Keychains aren’t just for little kids any more. This cute leather tassel from Urban Outfitters ($26, urbanoutfitters.com) includes a concealed USB charging cord for an iPhone. “High school kids can clip it on their keys, purse or backpack and have it with them, wherever they go,” Thorp says. “It’s leather, cute and expensive-looking.”
Lisa Heffernan, co-founder of the popular parenting blog Grown & Flown, is well versed in all things college. She and her business partner, Mary Dell Harrington, were inspired to create the site, geared toward parents of kids ages 15 to 25, in 2005 after sending their eldest off to college. “We were dealing with a lot of issues surrounding this age group that we were not seeing touched on anywhere,” Heffernan says.
When it comes to outfitting a college freshman, one thing to keep in mind, Heffernan warns, is that it is simply going to be more expensive than previous years.

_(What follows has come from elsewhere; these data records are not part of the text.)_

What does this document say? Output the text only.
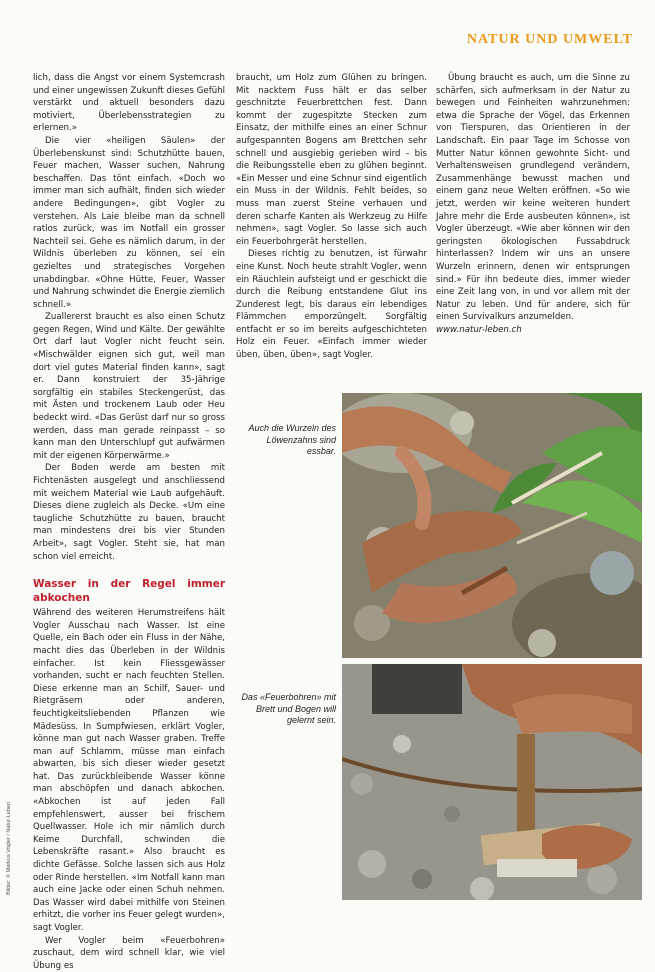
NATUR UND UMWELT

lich, dass die Angst vor einem Systemcrash und einer ungewissen Zukunft dieses Gefühl verstärkt und aktuell besonders dazu motiviert, Überlebensstrategien zu erlernen.»

Die vier «heiligen Säulen» der Überlebenskunst sind: Schutzhütte bauen, Feuer machen, Wasser suchen, Nahrung beschaffen. Das tönt einfach. «Doch wo immer man sich aufhält, finden sich wieder andere Bedingungen», gibt Vogler zu verstehen. Als Laie bleibe man da schnell ratlos zurück, was im Notfall ein grosser Nachteil sei. Gehe es nämlich darum, in der Wildnis überleben zu können, sei ein gezieltes und strategisches Vorgehen unabdingbar. «Ohne Hütte, Feuer, Wasser und Nahrung schwindet die Energie ziemlich schnell.»

Zuallererst braucht es also einen Schutz gegen Regen, Wind und Kälte. Der gewählte Ort darf laut Vogler nicht feucht sein. «Mischwälder eignen sich gut, weil man dort viel gutes Material finden kann», sagt er. Dann konstruiert der 35-Jährige sorgfältig ein stabiles Steckengerüst, das mit Ästen und trockenem Laub oder Heu bedeckt wird. «Das Gerüst darf nur so gross werden, dass man gerade reinpasst – so kann man den Unterschlupf gut aufwärmen mit der eigenen Körperwärme.»

Der Boden werde am besten mit Fichtenästen ausgelegt und anschliessend mit weichem Material wie Laub aufgehäuft. Dieses diene zugleich als Decke. «Um eine taugliche Schutzhütte zu bauen, braucht man mindestens drei bis vier Stunden Arbeit», sagt Vogler. Steht sie, hat man schon viel erreicht.

Wasser in der Regel immer abkochen

Während des weiteren Herumstreifens hält Vogler Ausschau nach Wasser. Ist eine Quelle, ein Bach oder ein Fluss in der Nähe, macht dies das Überleben in der Wildnis einfacher. Ist kein Fliessgewässer vorhanden, sucht er nach feuchten Stellen. Diese erkenne man an Schilf, Sauer- und Rietgräsern oder anderen, feuchtigkeitsliebenden Pflanzen wie Mädesüss. In Sumpfwiesen, erklärt Vogler, könne man gut nach Wasser graben. Treffe man auf Schlamm, müsse man einfach abwarten, bis sich dieser wieder gesetzt hat. Das zurückbleibende Wasser könne man abschöpfen und danach abkochen. «Abkochen ist auf jeden Fall empfehlenswert, ausser bei frischem Quellwasser. Hole ich mir nämlich durch Keime Durchfall, schwinden die Lebenskräfte rasant.» Also braucht es dichte Gefässe. Solche lassen sich aus Holz oder Rinde herstellen. «Im Notfall kann man auch eine Jacke oder einen Schuh nehmen. Das Wasser wird dabei mithilfe von Steinen erhitzt, die vorher ins Feuer gelegt wurden», sagt Vogler.

Wer Vogler beim «Feuerbohren» zuschaut, dem wird schnell klar, wie viel Übung es

braucht, um Holz zum Glühen zu bringen. Mit nacktem Fuss hält er das selber geschnitzte Feuerbrettchen fest. Dann kommt der zugespitzte Stecken zum Einsatz, der mithilfe eines an einer Schnur aufgespannten Bogens am Brettchen sehr schnell und ausgiebig gerieben wird – bis die Reibungsstelle eben zu glühen beginnt. «Ein Messer und eine Schnur sind eigentlich ein Muss in der Wildnis. Fehlt beides, so muss man zuerst Steine verhauen und deren scharfe Kanten als Werkzeug zu Hilfe nehmen», sagt Vogler. So lasse sich auch ein Feuerbohrgerät herstellen.

Dieses richtig zu benutzen, ist fürwahr eine Kunst. Noch heute strahlt Vogler, wenn ein Räuchlein aufsteigt und er geschickt die durch die Reibung entstandene Glut ins Zunderest legt, bis daraus ein lebendiges Flämmchen emporzüngelt. Sorgfältig entfacht er so im bereits aufgeschichteten Holz ein Feuer. «Einfach immer wieder üben, üben, üben», sagt Vogler.

Übung braucht es auch, um die Sinne zu schärfen, sich aufmerksam in der Natur zu bewegen und Feinheiten wahrzunehmen: etwa die Sprache der Vögel, das Erkennen von Tierspuren, das Orientieren in der Landschaft. Ein paar Tage im Schosse von Mutter Natur können gewohnte Sicht- und Verhaltensweisen grundlegend verändern, Zusammenhänge bewusst machen und einem ganz neue Welten eröffnen. «So wie jetzt, werden wir keine weiteren hundert Jahre mehr die Erde ausbeuten können», ist Vogler überzeugt. «Wie aber können wir den geringsten ökologischen Fussabdruck hinterlassen? Indem wir uns an unsere Wurzeln erinnern, denen wir entsprungen sind.» Für ihn bedeute dies, immer wieder eine Zeit lang von, in und vor allem mit der Natur zu leben. Und für andere, sich für einen Survivalkurs anzumelden.

www.natur-leben.ch

Auch die Wurzeln des Löwenzahns sind essbar.
Das «Feuerbohren» mit Brett und Bogen will gelernt sein.
Bilder: © Markus Vogler / Natur-Leben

Many students need laptops, mini-fridges and other dorm furnishings. “We like to call it ‘the mother of all back-to-school shopping trips,’ ” Heffernan jokes.

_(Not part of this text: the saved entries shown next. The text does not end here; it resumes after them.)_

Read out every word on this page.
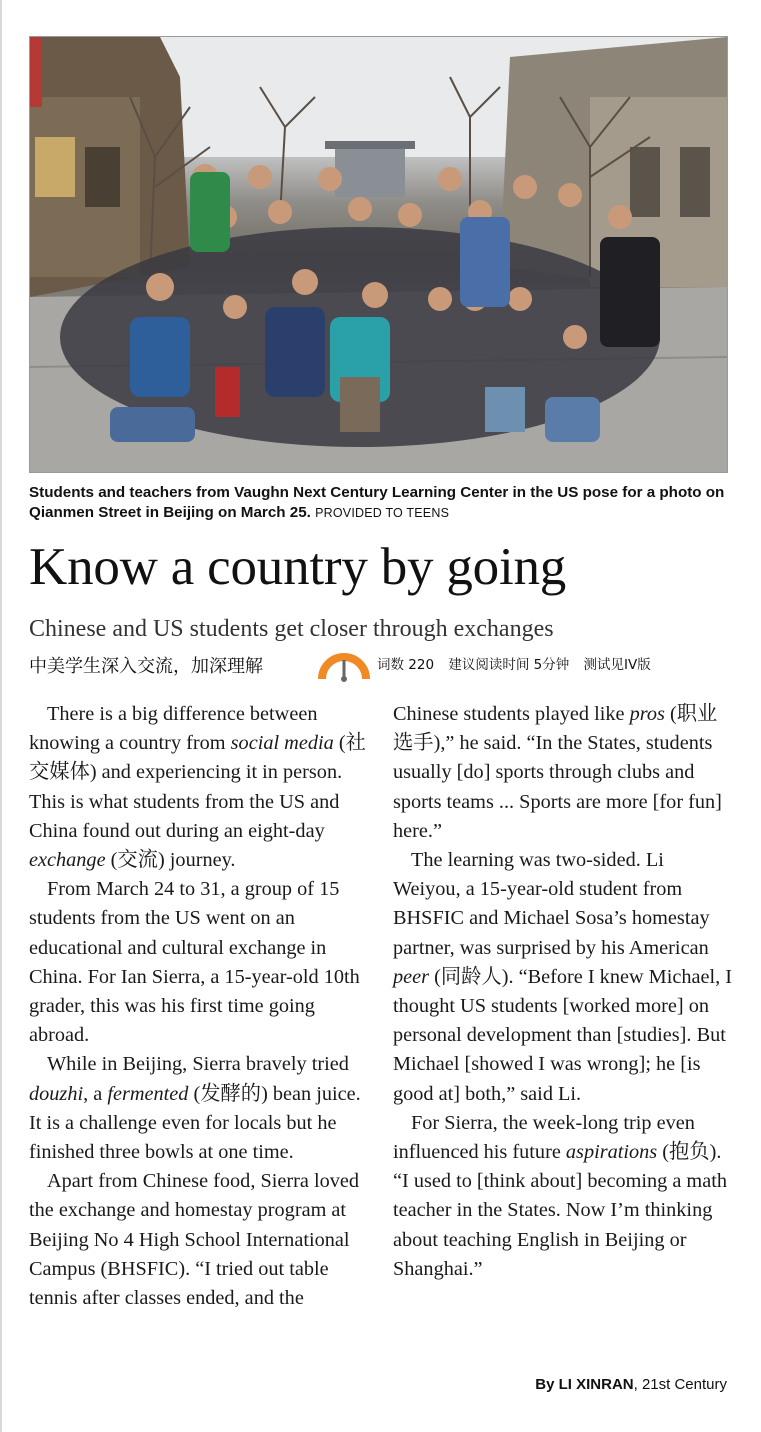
Students and teachers from Vaughn Next Century Learning Center in the US pose for a photo on Qianmen Street in Beijing on March 25. PROVIDED TO TEENS
Know a country by going
Chinese and US students get closer through exchanges
中美学生深入交流，加深理解	词数 220 建议阅读时间 5分钟 测试见IV版

There is a big difference between knowing a country from social media (社交媒体) and experiencing it in person. This is what students from the US and China found out during an eight-day exchange (交流) journey.

From March 24 to 31, a group of 15 students from the US went on an educational and cultural exchange in China. For Ian Sierra, a 15-year-old 10th grader, this was his first time going abroad.

While in Beijing, Sierra bravely tried douzhi, a fermented (发酵的) bean juice. It is a challenge even for locals but he finished three bowls at one time.

Apart from Chinese food, Sierra loved the exchange and homestay program at Beijing No 4 High School International Campus (BHSFIC). “I tried out table tennis after classes ended, and the

Chinese students played like pros (职业选手),” he said. “In the States, students usually [do] sports through clubs and sports teams ... Sports are more [for fun] here.”

The learning was two-sided. Li Weiyou, a 15-year-old student from BHSFIC and Michael Sosa’s homestay partner, was surprised by his American peer (同龄人). “Before I knew Michael, I thought US students [worked more] on personal development than [studies]. But Michael [showed I was wrong]; he [is good at] both,” said Li.

For Sierra, the week-long trip even influenced his future aspirations (抱负). “I used to [think about] becoming a math teacher in the States. Now I’m thinking about teaching English in Beijing or Shanghai.”

By LI XINRAN, 21st Century
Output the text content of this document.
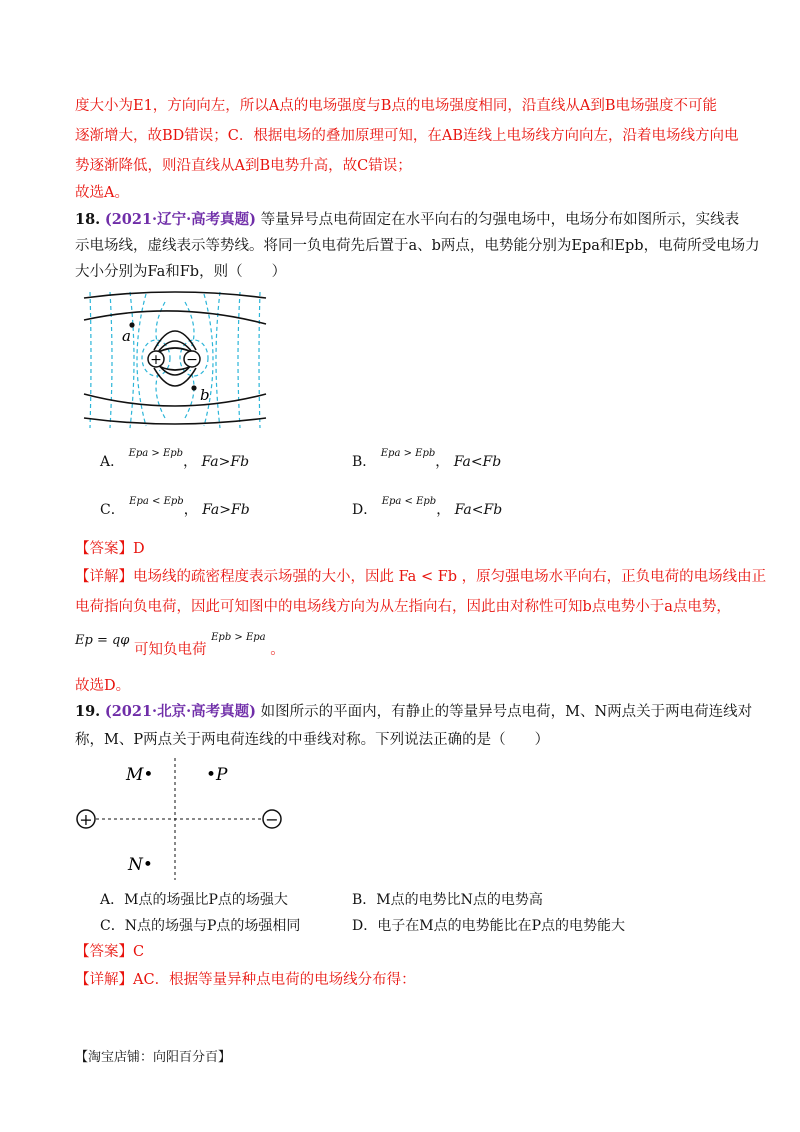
度大小为E1，方向向左，所以A点的电场强度与B点的电场强度相同，沿直线从A到B电场强度不可能
逐渐增大，故BD错误；C．根据电场的叠加原理可知，在AB连线上电场线方向向左，沿着电场线方向电
势逐渐降低，则沿直线从A到B电势升高，故C错误；
故选A。
18. (2021·辽宁·高考真题) 等量异号点电荷固定在水平向右的匀强电场中，电场分布如图所示，实线表
示电场线，虚线表示等势线。将同一负电荷先后置于a、b两点，电势能分别为Epa和Epb，电荷所受电场力
大小分别为Fa和Fb，则（　　）
+ −
a
b
A． $^{Epa > Epb}$， Fa>Fb	B． $^{Epa > Epb}$， Fa<Fb
C． $^{Epa < Epb}$， Fa>Fb	D． $^{Epa < Epb}$， Fa<Fb
【答案】D
【详解】电场线的疏密程度表示场强的大小，因此 Fa < Fb ，原匀强电场水平向右，正负电荷的电场线由正
电荷指向负电荷，因此可知图中的电场线方向为从左指向右，因此由对称性可知b点电势小于a点电势，
Ep = qφ 可知负电荷 $^{Epb > Epa}$ 。
故选D。
19. (2021·北京·高考真题) 如图所示的平面内，有静止的等量异号点电荷，M、N两点关于两电荷连线对
称，M、P两点关于两电荷连线的中垂线对称。下列说法正确的是（　　）
+	−
M•	•P
N•
A．M点的场强比P点的场强大	B．M点的电势比N点的电势高
C．N点的场强与P点的场强相同	D．电子在M点的电势能比在P点的电势能大
【答案】C
【详解】AC．根据等量异种点电荷的电场线分布得：
【淘宝店铺：向阳百分百】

To keep costs under control, make a budget and figure out with your teen which items are necessary and which are splurges. That being said, it’s okay if your teen doesn’t have every single thing upon move-in. “Only buy the things that you know 100 percent they’re going to use,” Heffernan says. “It’s not 1984. As teens get used to their living situation, have them order things online that they need.”
Heffernan recommends an ultra-compact personal safety device, such as a ROBOCOPP personal alarm ($15-$20, robocopp.com), as added security for teens’ late-night walks home from the library or elsewhere. This tiny device can be attached to a keychain or backpack and can make as much noise as an ambulance when activated. “One of the biggest issues that is really making college parents nervous right now is the notion of sexual assault,” Heffernan says. “While there is nothing that can 100 percent ensure against it, these devices might help in some circumstances.”
Ask your teen to lock away prescription medicine, passports, emergency cash, jewelry and other valuables. “You just don’t want those kinds of things sitting around, getting lost or getting lifted,” she says. Her pick is the First Alert Deluxe Digital Security Box ($50, firstalertstore.com), a small, flat steel box that can fit inside a desk drawer. The device also boasts an emergency override system, in case your teen forgets the passcode.
A sturdy backpack is a staple for college students, who are often lugging laptops and textbooks long distances. “In high school, kids jump out of a car and run straight into a building that has covered walkways,” Heffernan says. “In college, that’s not going to happen. Teens are going to walk across campus in the pouring rain.” The Herschel Supply Co. Pop Quiz Backpack ($90, shop.herschelsupply.com) is trendy and water-resistant and was designed with students in mind, with features such as a padded laptop sleeve.
Phones are the No. 1 safety device. “Kids are on the go all day, and you do not want them having a dead phone,” Heffernan says. She prefers the compact, affordable external charger from Jackery ($30, amazon.com), which can easily be thrown into a backpack or purse.
“Dorm rooms are noisy and can make it impossible to study and sleep,” Heffernan says. A solution to escape the chaos — without leaving the bedroom — is a pair of Bluetooth headphones from Urbanears ($99-$119, urbanears.com). Offered in a selection of colors, they provide up to 14 hours of solid play time before a charge is needed.